If we unearth reasons for the separation of Jharkhand from Bihar state and other similar occurrences around the world, it is clear that resource plays a key role. However we should also acknowledge that resources are necessary but not a sufficient condition for stability as there are also countries rich in resources but yet hit hard by unrest and civil war.
It is interesting that the theses being proposed for federal structure in Nepal are mostly backed by geographical claims and, if not, along ethnic lines. Both the propositions have to be re-evaluated as there is fundamental dearth of acknowledgement of national resource allocation. Policymakers and political parties are still to determine the form of federalism. Politicians are afraid to suggest any idea against it. But this issue needs more homework than is being done at present. For example, if there is concentration of resources in a specific proposed federal state, it will breed resentment and tension with other states poor in resources.
The time has come to decentralise the state on equitable basis, but any endeavour in haste will only complicate matters. Some concepts of state division are sectarian and politically motivated.
Strong support for and against federalism are understandable though and reasons can be offered for adoption of each option. Some have opined that there will be a bloodbath in Nepal if the country opts for federalism. Similarly, a foreign diplomat in Kathmandu also warned that federalism only works in a resource-rich country.
On the other hand, all the mainstream political parties are for federalism. It is time to evaluate the value of federalism in the context of Nepal.

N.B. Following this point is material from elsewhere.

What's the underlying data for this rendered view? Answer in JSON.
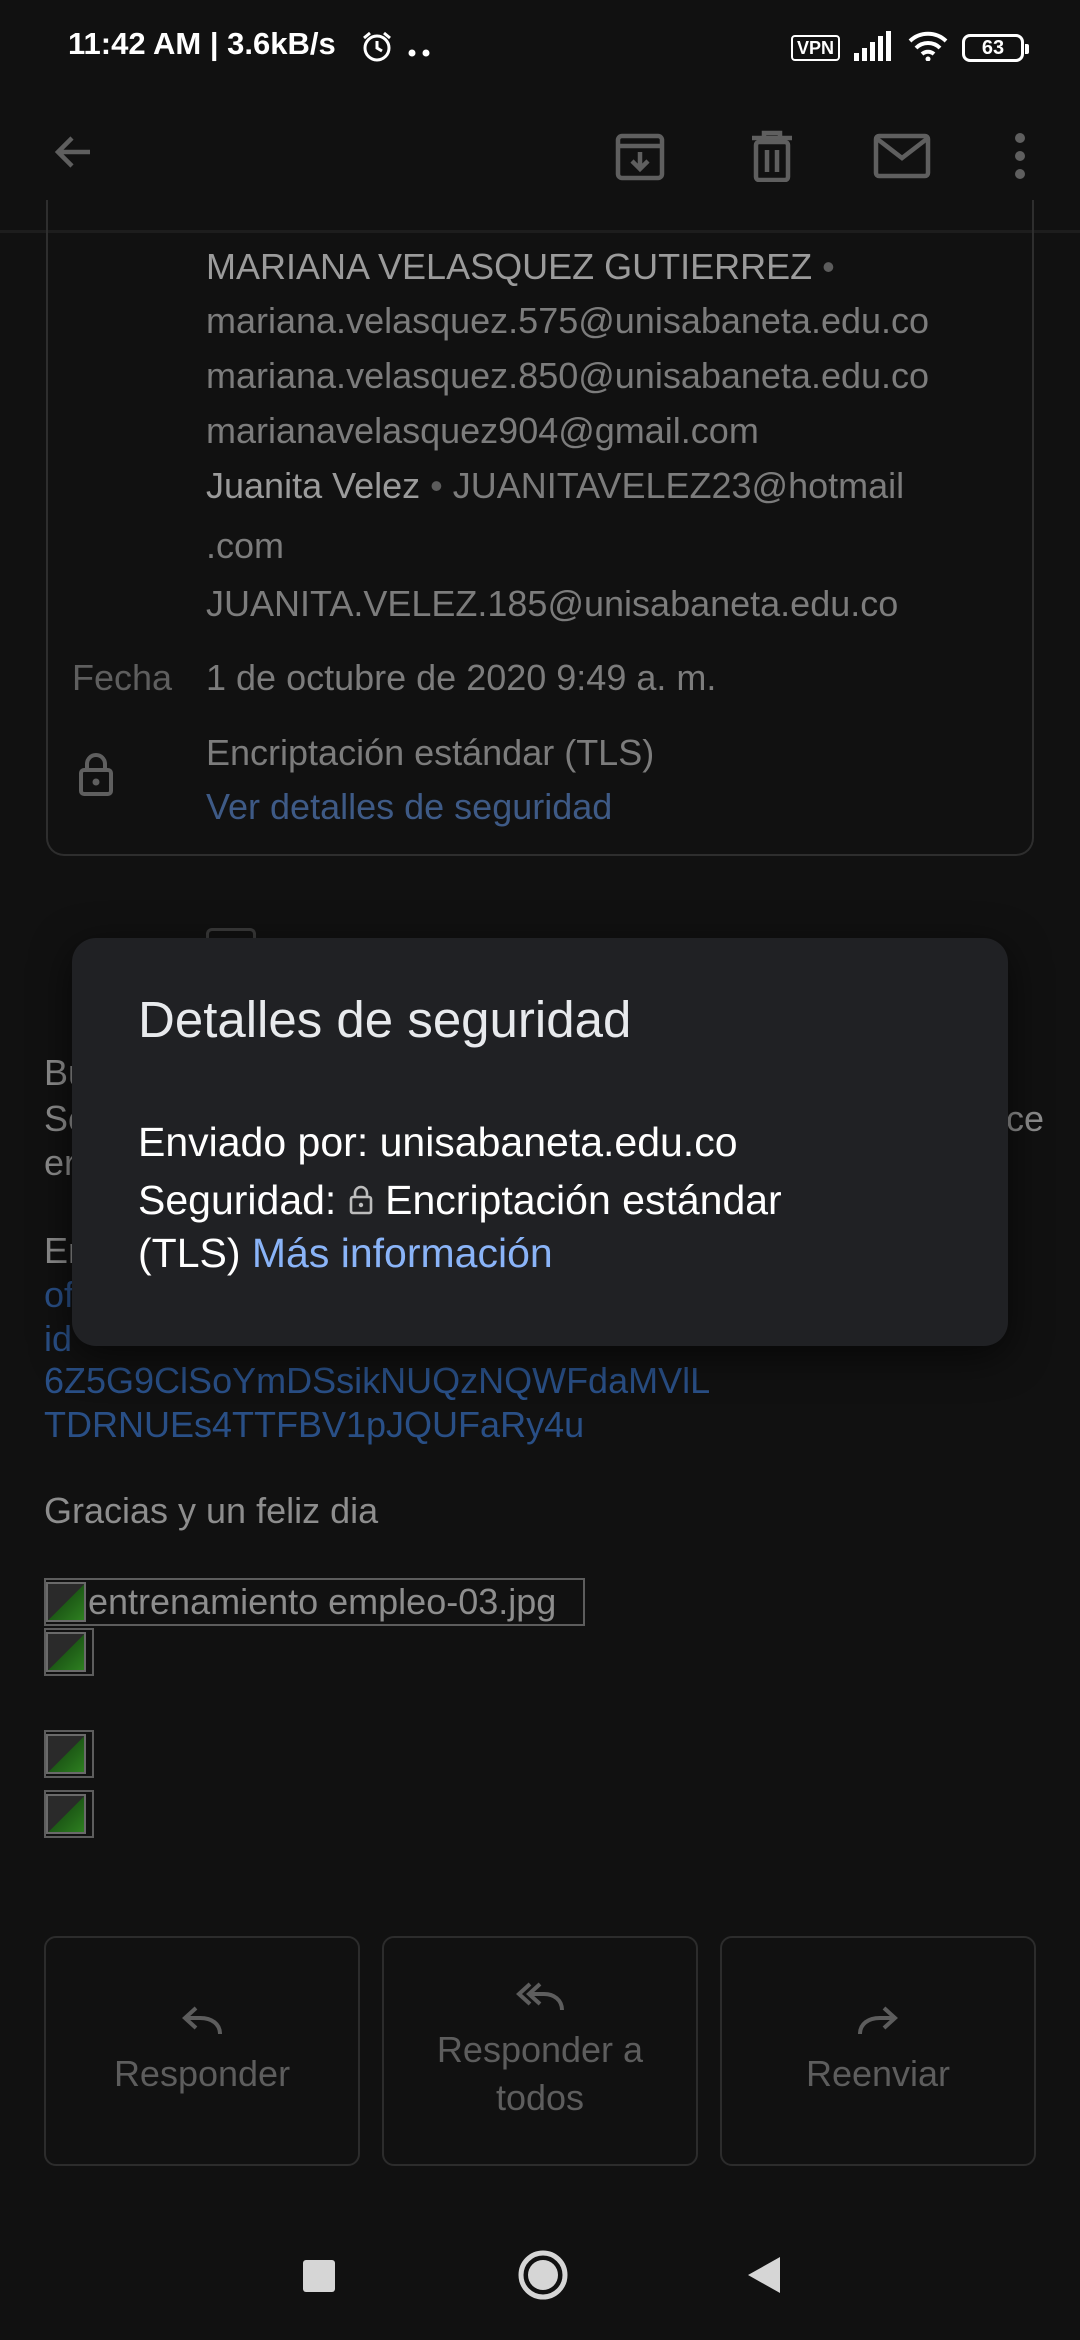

It is important that the political parties make their vision on federalism clear to the public. The voice for inclusiveness in Tarai is justifiable. The issues of Tarai need to be addressed but some of the means of protests being employed there cannot be justified in a civilised society. On the other hand, partition of Tarai as a separate federal state will adversely affect the country’s economy in the long run. Most of the resources, especially industrial and agricultural production, are located in Tarai region. Thus declaring it a separate state might deprive residents of mountainous areas of their rightful share.
Federalism on geographical basis and right to self-determination will leave the hill region far
behind as most of the non-agricultural resources are based in Tarai. This will, in turn, institutionalise benefits for one group at the cost of others. Discrepancies between hill and Tarai regions will mount, leaving the hills far behind in development race. It might be observed that the Himalayan regions are poor in resources even though they have huge potential. The problem is that the available resources have not been tapped. The cost of transportation is so high that it is virtually impossible to utilise revenue-generating resources in the region. Thus it generates very little in revenues for the government despite its vast potentialities.
A subjective judgment of the impact of federalism in Western Europe, Asian peninsula and North America indicates that federal structure is indeed preferable to Nepal, but with reservations on certain issues. Subjective judgment has its own limitations and it cannot always give a better picture than ground research. However, subjective judgment can sometimes be a powerful tool to visualise certain policies through individual lens. Once again, the major issue to be dealt with concerning federalism is the ‘basis of federal structure’. All the concerned stakeholders should explore the basis of federal structure with more seriousness. The modalities being discussed currently are mostly guided by certain ‘ism’ or some philosophical tenets through which it is impossible to come to a consensus.